À la découverte du Lisbonne de Fernando Pessoa

« Imaginons que, dans les années 1910-1920, Valéry, Cocteau, Cendrars, Apollinaire et Larbaud aient été un seul et même homme, caché sous plusieurs "masques" : on aura une idée de l'aventure vécue à la même époque au Portugal par celui qui a écrit à lui tout seul les œuvres d'au moins cinq écrivains de génie, aussi différents à première vue les uns des autres que les poètes français que j'ai cités. »

C'est ainsi que Robert Brédon, un de ses biographes français, décrit le personnage, ou plutôt les personnages qui ont habité Fernando Pessoa, le plus grand écrivain portugais du XXe siècle.

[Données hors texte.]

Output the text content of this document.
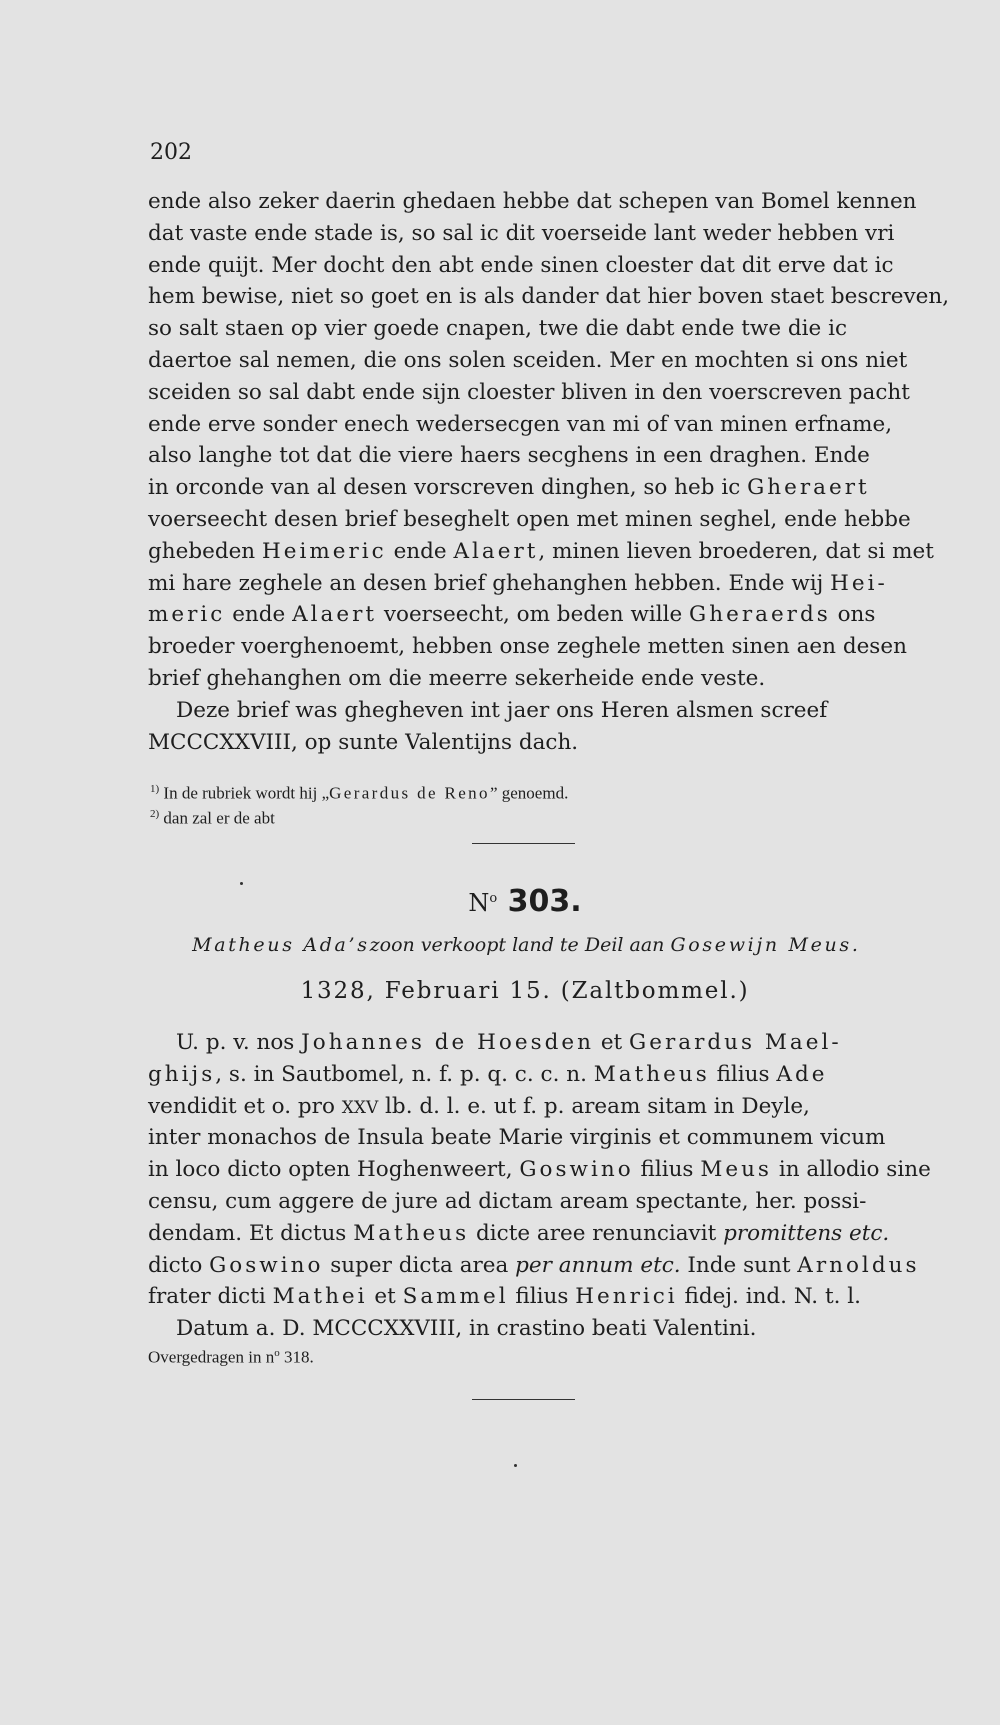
202
ende also zeker daerin ghedaen hebbe dat schepen van Bomel kennen
dat vaste ende stade is, so sal ic dit voerseide lant weder hebben vri
ende quijt. Mer docht den abt ende sinen cloester dat dit erve dat ic
hem bewise, niet so goet en is als dander dat hier boven staet bescreven,
so salt staen op vier goede cnapen, twe die dabt ende twe die ic
daertoe sal nemen, die ons solen sceiden. Mer en mochten si ons niet
sceiden so sal dabt ende sijn cloester bliven in den voerscreven pacht
ende erve sonder enech wedersecgen van mi of van minen erfname,
also langhe tot dat die viere haers secghens in een draghen. Ende
in orconde van al desen vorscreven dinghen, so heb ic Gheraert
voerseecht desen brief beseghelt open met minen seghel, ende hebbe
ghebeden Heimeric ende Alaert, minen lieven broederen, dat si met
mi hare zeghele an desen brief ghehanghen hebben. Ende wij Hei-
meric ende Alaert voerseecht, om beden wille Gheraerds ons
broeder voerghenoemt, hebben onse zeghele metten sinen aen desen
brief ghehanghen om die meerre sekerheide ende veste.
Deze brief was ghegheven int jaer ons Heren alsmen screef
MCCCXXVIII, op sunte Valentijns dach.
$^{1)}$ In de rubriek wordt hij „Gerardus de Reno” genoemd.
$^{2)}$ dan zal er de abt
$N^o$ 303.
Matheus Ada’szoon verkoopt land te Deil aan Gosewijn Meus.
1328, Februari 15. (Zaltbommel.)
U. p. v. nos Johannes de Hoesden et Gerardus Mael-
ghijs, s. in Sautbomel, n. f. p. q. c. c. n. Matheus filius Ade
vendidit et o. pro XXV lb. d. l. e. ut f. p. aream sitam in Deyle,
inter monachos de Insula beate Marie virginis et communem vicum
in loco dicto opten Hoghenweert, Goswino filius Meus in allodio sine
censu, cum aggere de jure ad dictam aream spectante, her. possi-
dendam. Et dictus Matheus dicte aree renunciavit promittens etc.
dicto Goswino super dicta area per annum etc. Inde sunt Arnoldus
frater dicti Mathei et Sammel filius Henrici fidej. ind. N. t. l.
Datum a. D. MCCCXXVIII, in crastino beati Valentini.
Overgedragen in $n^o$ 318.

Ces « cinq écrivains de génie », chacun pourvu d'une personnalité et d'un style à part, se sont mêlés, confrontés, jalousés, parfois déchirés à l'intérieur de ce corps unique. Assumant pleinement sa multiplicité, se décrivant lui-même comme le « lieu où l'on pense, où l'on ressent », Pessoa était la rencontre de toutes ces voix jaillissant des tréfonds de lui-même, de ces sensations dont il se faisait le secrétaire et qui lui ont permis d'accumuler une œuvre riche et protéiforme. Alberto Caiero, Ricardo Reis ou encore Alvaro de Campos : tous ces noms, symboles de la sagesse, du cœur, du modernisme ou de la désillusion, furent autant de visions, de vérités et d'ambiguïtés que nous portons tous, en définitive, en chacun de nous et dont Fernando Pessoa, pour sa part, s'était fait l'écho fidèle. C'est par eux qu'il s'est affirmé, à eux qu'il s'est identifié, si bien que parler du seul Fernando Pessoa ne révèle qu'une part infime de sa réalité – ses « réalités » étaient pour ainsi dire infinies.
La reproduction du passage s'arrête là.